We will be using an online server as we do not have access to a physical one. To do this, we will need to create an account on ```RunPod```

**Step 1**
   - Visit https://www.runpod.io/ and create an account. 


**Step 2**
   - Setup credentials to access runpod remotely.
   1. Create a key pair in a terminal window as follows: ```ssh-keygen -t ed25519```
   2. Get your public key (you can use the following command if you used the defaults) ```cat ~/.ssh/id_ed25519.pub``` for windows or ```type %USERPROFILE%\.ssh\id_ed25519.pub``` for mac and linux
   3. Copy your SSH key to the runpod server.

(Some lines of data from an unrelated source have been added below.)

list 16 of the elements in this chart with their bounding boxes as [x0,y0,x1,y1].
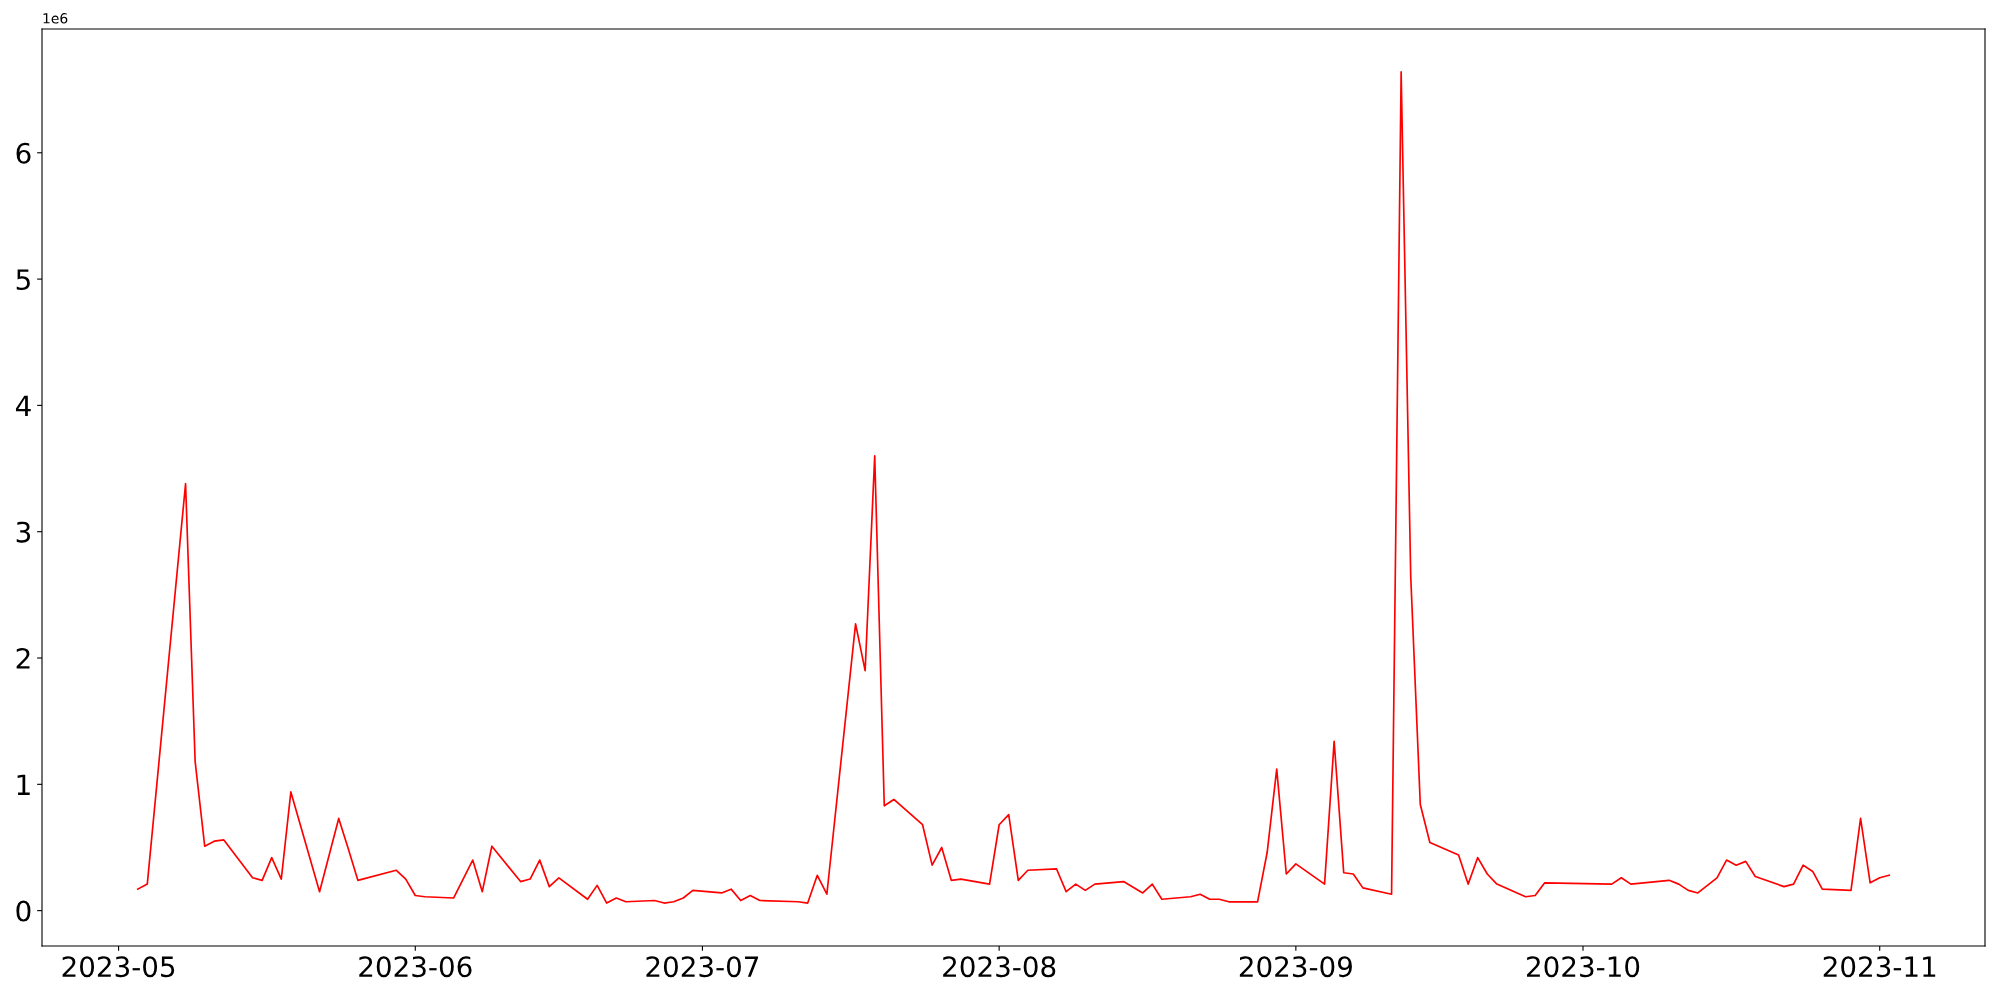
x-tick-label: 2023-05 [62,956,175,978]
y-tick-label: 6 [16,142,31,164]
x-tick-label: 2023-11 [1823,956,1936,978]
x-tick-label: 2023-10 [1527,956,1640,978]
y-tick-label: 5 [16,269,30,291]
x-tick-label: 2023-07 [646,956,759,978]
line-series [136,71,1891,904]
y-tick-label: 2 [16,647,30,669]
text: 1e6 [43,13,68,24]
x-tick-label: 2023-06 [359,956,472,978]
y-tick-label: 4 [15,395,31,416]
x-tick-label: 2023-08 [943,956,1056,978]
y-tick-label: 1 [17,774,30,795]
y-tick-label: 0 [16,900,31,922]
y-tick-label: 3 [16,521,31,543]
x-tick-label: 2023-09 [1239,956,1352,978]
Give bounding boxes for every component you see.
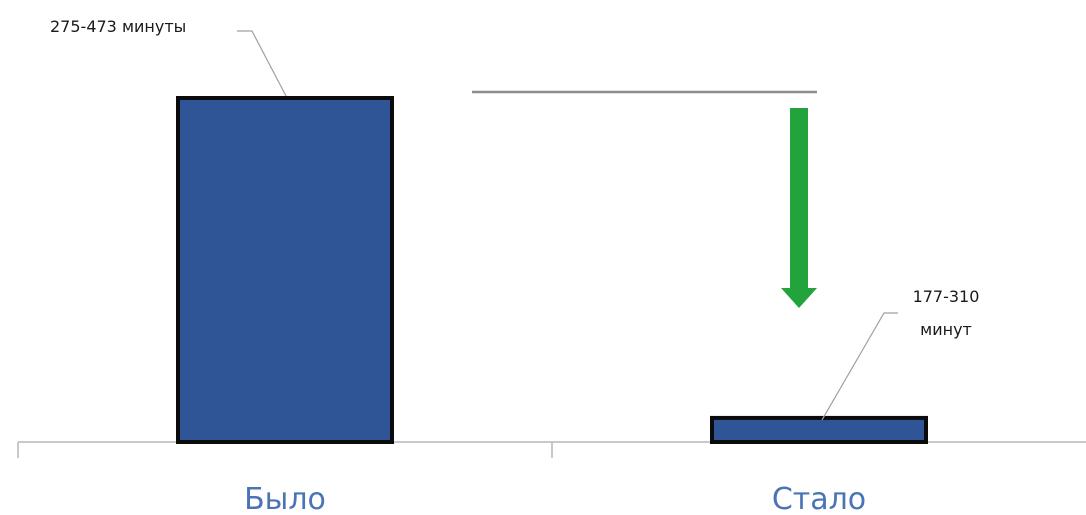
down-arrow-icon	[781, 108, 817, 308]
data-label: 275-473 минуты	[50, 17, 186, 36]
bar-1	[176, 96, 394, 444]
leader-line	[821, 312, 898, 421]
annotations	[237, 30, 898, 421]
labels: Было Стало 275-473 минуты 177-310 минут	[50, 17, 979, 515]
category-label: Было	[244, 482, 326, 515]
data-label: 177-310	[913, 287, 980, 306]
leader-line	[237, 30, 287, 97]
bar-2	[710, 415, 928, 445]
bars	[176, 96, 928, 445]
data-label: минут	[920, 320, 972, 339]
x-axis	[17, 441, 1086, 458]
category-label: Стало	[772, 482, 866, 515]
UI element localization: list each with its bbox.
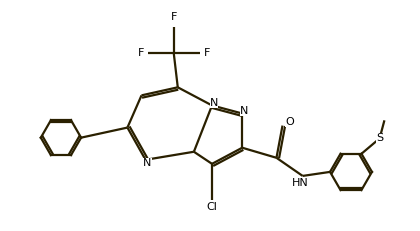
Text: O: O: [285, 117, 294, 127]
Text: S: S: [376, 134, 383, 143]
Text: HN: HN: [292, 178, 309, 188]
Text: F: F: [204, 48, 210, 58]
Text: F: F: [171, 12, 177, 22]
Text: N: N: [210, 98, 218, 108]
Text: N: N: [240, 106, 248, 116]
Text: F: F: [137, 48, 144, 58]
Text: Cl: Cl: [207, 202, 218, 212]
Text: N: N: [143, 158, 152, 168]
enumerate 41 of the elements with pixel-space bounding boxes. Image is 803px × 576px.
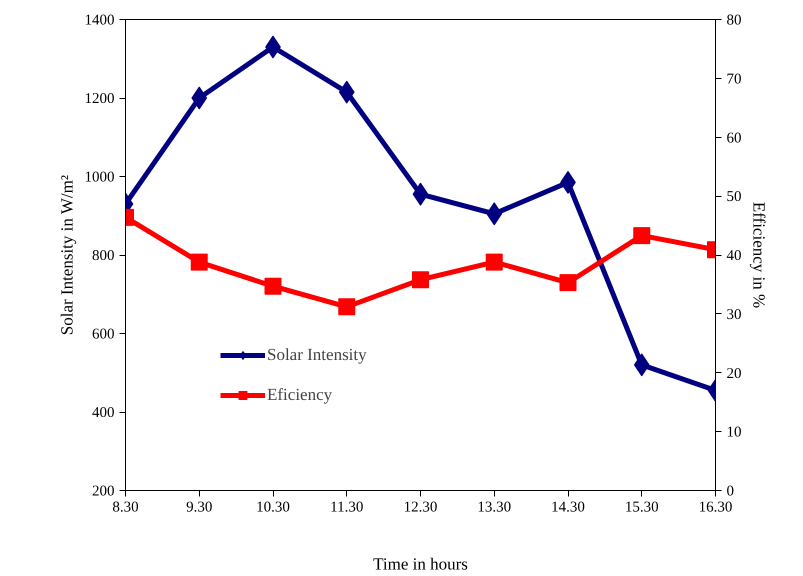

See Image below.
      ![Image Description](sshkey.png) 

**Step 3**
   - On runpod, go to ```home -> Gpu-cloud``` and select the cheapest Nvidia machine.
   - The default image container is pytorch so leave as it is.
   - Check the ```ssh terminal access``` and click deploy.
   - Wait a few seconds, click ```connect``` and copy the ```ssh over exposed TCP``` code.

**Step 4**
- On Vscode use ```ctrl + shift + p``` to open the command pallete.
- Select ```Remote-SSH``` and then ```add new ssh host```.
- Paste the ```ssh over exposed TCP``` code and enter. (You should see a pop up saying 'Host added!').
- Type ```ctrl + shift + p``` and add the IP address associated with your TCP code (an example is 69.30.85.70).
- Open terminal and clone the Ehealth Git Repo.
- You should be able to run your experiments just as you did with your local device.